Highly monodispersed graphene/SnO2 hybrid nanosheets as bifunctional anode materials of Li-ion and Na-ion batteries

Abstract

Metal oxides/graphene hybrid materials have been widely considered as promising anodes for next-generation lithium/sodium ion batteries. However, their performance enhancement is always hindered by the unavoidable π-π restacking of graphene nanosheets (GNs) during solution removal processes. To address this issue, we develop a monodispersed GN/SnO2 hybrid material basing on a facile cold-quenching technology. Due to the distinctly wrinkled surface feature of the hybrid graphene nanosheets, their restacking behavior is inhibited and the monodispersed state is well maintained. It is also found the content of SnO2 in the hybrid plays a critical role in the evolvement of the wrinkled structure of GNs. Benefiting from the rational structure design featured with the monodispersed state of GNs and the homogenous dispersion of SnO2 nanoparticles (NPs), the hybridized electrode material exhibits a high reversible capacity of 1147 mAh g−1 at 100 mA g−1 after 200 cycles and favorable rate capability (759 mAh g−1 at 1000 mA g−1) when employed as anode material of Li-ion batteries.
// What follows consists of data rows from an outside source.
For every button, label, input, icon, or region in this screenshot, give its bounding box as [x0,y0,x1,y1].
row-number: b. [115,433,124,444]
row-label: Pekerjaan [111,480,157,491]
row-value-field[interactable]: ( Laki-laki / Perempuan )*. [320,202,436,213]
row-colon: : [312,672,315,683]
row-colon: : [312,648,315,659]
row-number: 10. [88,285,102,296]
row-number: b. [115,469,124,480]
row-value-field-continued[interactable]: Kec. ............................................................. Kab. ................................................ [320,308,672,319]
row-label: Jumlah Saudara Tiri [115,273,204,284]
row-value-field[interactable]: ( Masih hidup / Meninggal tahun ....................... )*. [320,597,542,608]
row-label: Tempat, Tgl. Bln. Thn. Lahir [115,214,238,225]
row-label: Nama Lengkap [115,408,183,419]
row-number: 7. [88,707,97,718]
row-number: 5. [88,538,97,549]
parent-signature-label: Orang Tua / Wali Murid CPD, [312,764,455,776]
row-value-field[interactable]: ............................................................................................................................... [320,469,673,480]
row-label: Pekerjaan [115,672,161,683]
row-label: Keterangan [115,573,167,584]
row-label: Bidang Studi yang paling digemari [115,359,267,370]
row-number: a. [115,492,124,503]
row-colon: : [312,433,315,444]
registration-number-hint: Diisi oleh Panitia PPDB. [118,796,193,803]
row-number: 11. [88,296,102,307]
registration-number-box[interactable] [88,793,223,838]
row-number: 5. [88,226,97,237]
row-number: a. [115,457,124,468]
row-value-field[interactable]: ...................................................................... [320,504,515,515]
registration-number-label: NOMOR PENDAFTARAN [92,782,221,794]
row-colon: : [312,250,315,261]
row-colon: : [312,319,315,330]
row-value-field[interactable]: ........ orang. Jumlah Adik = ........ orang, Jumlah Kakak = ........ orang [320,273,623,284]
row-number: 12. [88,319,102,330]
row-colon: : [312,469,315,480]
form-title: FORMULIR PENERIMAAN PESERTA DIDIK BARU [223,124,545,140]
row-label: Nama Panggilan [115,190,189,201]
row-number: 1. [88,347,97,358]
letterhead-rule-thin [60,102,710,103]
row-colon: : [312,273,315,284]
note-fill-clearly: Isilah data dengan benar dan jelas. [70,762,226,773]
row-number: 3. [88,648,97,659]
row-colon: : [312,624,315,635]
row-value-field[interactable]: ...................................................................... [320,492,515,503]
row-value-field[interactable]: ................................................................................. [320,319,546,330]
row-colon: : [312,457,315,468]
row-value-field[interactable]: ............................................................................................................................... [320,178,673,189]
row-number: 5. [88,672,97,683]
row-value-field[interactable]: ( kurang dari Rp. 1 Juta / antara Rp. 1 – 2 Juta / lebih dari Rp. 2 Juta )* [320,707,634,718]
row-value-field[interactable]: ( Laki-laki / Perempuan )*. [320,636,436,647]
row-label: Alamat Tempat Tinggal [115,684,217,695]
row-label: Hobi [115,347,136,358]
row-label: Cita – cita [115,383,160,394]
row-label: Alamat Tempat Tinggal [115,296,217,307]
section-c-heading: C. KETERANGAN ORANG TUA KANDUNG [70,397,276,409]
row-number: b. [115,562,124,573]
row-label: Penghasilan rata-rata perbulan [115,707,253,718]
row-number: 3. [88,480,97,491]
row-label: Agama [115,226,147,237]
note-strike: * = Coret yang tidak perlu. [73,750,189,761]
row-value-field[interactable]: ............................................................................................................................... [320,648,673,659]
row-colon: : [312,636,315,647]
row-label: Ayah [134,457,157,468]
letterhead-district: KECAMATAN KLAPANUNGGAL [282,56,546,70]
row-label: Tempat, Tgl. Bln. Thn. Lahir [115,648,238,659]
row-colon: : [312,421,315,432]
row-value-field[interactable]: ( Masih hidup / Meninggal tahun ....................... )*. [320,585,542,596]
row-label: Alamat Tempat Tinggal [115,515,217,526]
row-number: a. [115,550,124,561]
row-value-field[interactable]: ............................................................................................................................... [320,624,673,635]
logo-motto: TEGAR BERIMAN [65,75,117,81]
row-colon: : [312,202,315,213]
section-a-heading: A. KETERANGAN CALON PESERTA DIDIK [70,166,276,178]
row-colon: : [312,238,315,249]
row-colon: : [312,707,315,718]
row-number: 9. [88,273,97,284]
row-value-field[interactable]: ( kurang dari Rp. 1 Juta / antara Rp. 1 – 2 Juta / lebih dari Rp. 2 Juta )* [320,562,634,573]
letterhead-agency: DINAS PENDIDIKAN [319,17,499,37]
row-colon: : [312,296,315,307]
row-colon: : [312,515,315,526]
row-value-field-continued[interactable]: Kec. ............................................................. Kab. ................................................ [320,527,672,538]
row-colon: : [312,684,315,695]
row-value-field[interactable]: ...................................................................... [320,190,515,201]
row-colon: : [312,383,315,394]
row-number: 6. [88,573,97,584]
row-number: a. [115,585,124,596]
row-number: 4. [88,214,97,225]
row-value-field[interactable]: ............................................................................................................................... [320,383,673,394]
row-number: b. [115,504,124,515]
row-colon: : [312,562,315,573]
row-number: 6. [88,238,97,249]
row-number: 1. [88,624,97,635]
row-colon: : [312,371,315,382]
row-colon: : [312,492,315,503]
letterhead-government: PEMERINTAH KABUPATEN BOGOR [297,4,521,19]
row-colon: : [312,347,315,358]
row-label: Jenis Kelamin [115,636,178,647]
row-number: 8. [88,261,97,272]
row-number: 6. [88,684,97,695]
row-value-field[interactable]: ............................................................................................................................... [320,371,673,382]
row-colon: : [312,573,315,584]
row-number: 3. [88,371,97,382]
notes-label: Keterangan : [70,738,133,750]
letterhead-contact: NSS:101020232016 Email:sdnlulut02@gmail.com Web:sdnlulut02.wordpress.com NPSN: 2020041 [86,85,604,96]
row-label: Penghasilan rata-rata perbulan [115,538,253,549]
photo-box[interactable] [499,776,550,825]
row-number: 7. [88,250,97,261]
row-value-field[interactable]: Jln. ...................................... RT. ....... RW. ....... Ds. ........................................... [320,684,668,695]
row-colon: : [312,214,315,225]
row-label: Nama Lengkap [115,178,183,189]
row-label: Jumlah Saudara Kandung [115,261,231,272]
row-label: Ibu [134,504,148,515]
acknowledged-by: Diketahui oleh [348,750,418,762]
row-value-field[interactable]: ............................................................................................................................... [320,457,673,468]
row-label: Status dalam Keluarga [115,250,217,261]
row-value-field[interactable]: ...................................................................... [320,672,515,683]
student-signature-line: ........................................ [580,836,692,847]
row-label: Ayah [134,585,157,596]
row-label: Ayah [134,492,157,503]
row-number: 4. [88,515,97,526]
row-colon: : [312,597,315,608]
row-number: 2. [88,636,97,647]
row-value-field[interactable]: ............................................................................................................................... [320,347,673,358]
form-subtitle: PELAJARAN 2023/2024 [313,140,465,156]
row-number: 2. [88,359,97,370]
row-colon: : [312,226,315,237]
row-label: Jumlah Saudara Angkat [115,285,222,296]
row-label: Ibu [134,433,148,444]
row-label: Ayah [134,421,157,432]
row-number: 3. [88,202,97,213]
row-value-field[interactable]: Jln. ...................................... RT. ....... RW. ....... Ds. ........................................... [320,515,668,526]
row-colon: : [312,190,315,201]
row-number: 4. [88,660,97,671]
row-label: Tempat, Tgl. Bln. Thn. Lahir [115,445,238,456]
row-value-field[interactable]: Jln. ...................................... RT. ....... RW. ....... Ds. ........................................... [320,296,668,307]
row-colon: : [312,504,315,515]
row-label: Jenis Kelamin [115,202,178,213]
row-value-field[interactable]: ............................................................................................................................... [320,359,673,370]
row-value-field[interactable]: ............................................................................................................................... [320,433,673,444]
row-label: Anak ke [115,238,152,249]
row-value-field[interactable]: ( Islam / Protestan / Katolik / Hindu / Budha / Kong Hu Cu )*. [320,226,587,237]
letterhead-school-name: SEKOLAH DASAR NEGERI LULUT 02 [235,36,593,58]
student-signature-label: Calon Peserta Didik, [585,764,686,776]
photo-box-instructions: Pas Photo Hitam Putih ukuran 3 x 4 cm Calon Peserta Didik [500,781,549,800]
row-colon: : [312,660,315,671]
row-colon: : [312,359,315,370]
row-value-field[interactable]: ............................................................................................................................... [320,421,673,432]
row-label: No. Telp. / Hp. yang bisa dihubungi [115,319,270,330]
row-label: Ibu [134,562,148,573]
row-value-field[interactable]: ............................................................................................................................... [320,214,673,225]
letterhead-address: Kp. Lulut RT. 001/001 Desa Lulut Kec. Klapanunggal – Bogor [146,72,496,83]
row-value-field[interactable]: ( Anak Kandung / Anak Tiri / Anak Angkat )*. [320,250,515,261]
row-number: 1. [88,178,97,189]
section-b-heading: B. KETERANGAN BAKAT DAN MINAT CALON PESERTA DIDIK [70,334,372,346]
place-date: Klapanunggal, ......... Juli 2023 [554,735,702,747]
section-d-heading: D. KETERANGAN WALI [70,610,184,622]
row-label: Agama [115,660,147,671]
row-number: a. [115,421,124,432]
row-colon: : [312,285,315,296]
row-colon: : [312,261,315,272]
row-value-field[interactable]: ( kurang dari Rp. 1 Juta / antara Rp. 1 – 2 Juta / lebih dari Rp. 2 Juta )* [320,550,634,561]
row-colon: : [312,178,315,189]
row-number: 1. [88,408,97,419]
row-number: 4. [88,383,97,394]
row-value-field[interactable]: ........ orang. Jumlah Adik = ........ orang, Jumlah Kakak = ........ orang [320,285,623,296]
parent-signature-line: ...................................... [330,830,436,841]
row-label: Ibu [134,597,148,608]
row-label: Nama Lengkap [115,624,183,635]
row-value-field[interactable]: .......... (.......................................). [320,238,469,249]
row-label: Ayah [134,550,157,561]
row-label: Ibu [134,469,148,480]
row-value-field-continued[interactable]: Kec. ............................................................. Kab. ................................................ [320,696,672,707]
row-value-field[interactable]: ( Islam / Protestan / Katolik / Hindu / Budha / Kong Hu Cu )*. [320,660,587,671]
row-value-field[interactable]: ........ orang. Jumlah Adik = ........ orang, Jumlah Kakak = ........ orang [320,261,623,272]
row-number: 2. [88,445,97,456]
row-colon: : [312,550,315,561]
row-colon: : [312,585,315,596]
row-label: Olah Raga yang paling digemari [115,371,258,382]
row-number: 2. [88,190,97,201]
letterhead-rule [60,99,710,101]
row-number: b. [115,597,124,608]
While for the application in Na-ion batteries, this GN/SnO2 electrode can perform a high reversible capacity (314 mAh g−1 at 100 mA g−1) and present a stable long-term cycling stability with a favorable capacity retention of 77% after 500 cycles. This work provides an effective route to solve the commonly existed restacking issue of graphene-based composites, which is universal to explore other NPs/graphene materials for the applications in catalysis, gas sensors and electrochemical energy storage, etc.